Operate & Optimize
An operations toolkit that cut manual toil, surfaced wasteful infrastructure, and gave leadership a single pane of glass for cloud health and spend.
From spreadsheets to signals
Before this work, cost and reliability insights lived in ad-hoc scripts and one-off reports. Afterward, teams had a stable set of dashboards and automation they could build on.
Role
SRE / Platform Engineer · Cost & Reliability
Tech Stack
AWS, Prometheus/Grafana or CloudWatch, Cost Explorer, scripting (PowerShell, Python), GitHub Actions
Highlights
Weekly cost & reliability reviews · Automated clean-up jobs · Shared dashboards for product + engineering
Overview
The platform had grown quickly. So had the bill and the number of dashboards. Teams lacked a shared view of what was healthy and what was waste.

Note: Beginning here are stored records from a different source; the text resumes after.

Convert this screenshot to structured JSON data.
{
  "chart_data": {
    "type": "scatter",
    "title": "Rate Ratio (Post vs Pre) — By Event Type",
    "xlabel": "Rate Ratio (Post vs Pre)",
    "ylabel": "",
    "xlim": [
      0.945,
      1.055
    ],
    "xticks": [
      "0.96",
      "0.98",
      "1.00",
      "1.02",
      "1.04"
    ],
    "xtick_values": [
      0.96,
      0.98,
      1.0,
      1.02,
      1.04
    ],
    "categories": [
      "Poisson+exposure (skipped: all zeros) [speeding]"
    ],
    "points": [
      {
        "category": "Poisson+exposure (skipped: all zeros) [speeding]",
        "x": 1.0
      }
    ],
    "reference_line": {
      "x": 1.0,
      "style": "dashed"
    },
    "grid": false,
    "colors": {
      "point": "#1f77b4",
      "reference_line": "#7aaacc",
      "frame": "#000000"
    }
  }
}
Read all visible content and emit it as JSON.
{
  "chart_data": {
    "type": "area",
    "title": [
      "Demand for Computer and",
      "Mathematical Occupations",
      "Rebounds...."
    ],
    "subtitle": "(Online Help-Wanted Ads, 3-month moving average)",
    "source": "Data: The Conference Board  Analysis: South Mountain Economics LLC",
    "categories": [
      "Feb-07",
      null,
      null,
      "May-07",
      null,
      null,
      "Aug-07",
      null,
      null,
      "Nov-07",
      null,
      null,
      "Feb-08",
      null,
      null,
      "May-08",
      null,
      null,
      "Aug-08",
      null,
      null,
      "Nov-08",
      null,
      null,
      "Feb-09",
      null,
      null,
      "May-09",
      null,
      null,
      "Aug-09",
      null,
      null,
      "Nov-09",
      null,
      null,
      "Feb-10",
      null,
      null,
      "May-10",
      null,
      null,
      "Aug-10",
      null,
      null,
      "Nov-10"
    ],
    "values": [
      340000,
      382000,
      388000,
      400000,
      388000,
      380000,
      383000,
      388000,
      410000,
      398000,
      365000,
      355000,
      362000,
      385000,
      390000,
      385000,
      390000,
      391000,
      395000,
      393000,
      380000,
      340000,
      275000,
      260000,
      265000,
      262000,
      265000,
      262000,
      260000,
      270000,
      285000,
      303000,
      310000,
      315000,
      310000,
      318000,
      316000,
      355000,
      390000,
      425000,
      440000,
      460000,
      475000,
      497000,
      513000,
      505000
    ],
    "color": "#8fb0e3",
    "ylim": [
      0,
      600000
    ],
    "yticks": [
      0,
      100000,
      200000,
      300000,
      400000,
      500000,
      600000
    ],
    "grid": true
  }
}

We set out to design a small, opinionated set of tools and views: enough to drive the right conversations, not a forest of charts.
Toolkit architecture
We grouped the work into three pillars:
- Cost: tags, budgets, and scheduled reports filtered by owner and environment.
- Reliability: SLO-style dashboards and alerting tuned to user experience, not just CPU.
- Toil reduction: small automation jobs to stop repetitive tasks stealing engineer time.
Sample optimization job
One simple but high-impact task was a nightly script that identified idle resources and opened tickets automatically. Conceptually, it looked like this:
1. Pull EC2 / RDS / volumes with low CPU + no recent connections
2. Cross-check with tagging to find owner and environment
3. Create a ticket or chat message with a one-click "approve shutdown" link
4. After grace period, stop or downsize resources automaticallyImpact
Within a few cycles, the organisation had a regular “Operate & Optimize” rhythm: a short weekly review grounded in the same dashboards and automated summaries.
Toil dropped, surprise bills shrank, and teams could clearly explain how platform changes affected both reliability and spend.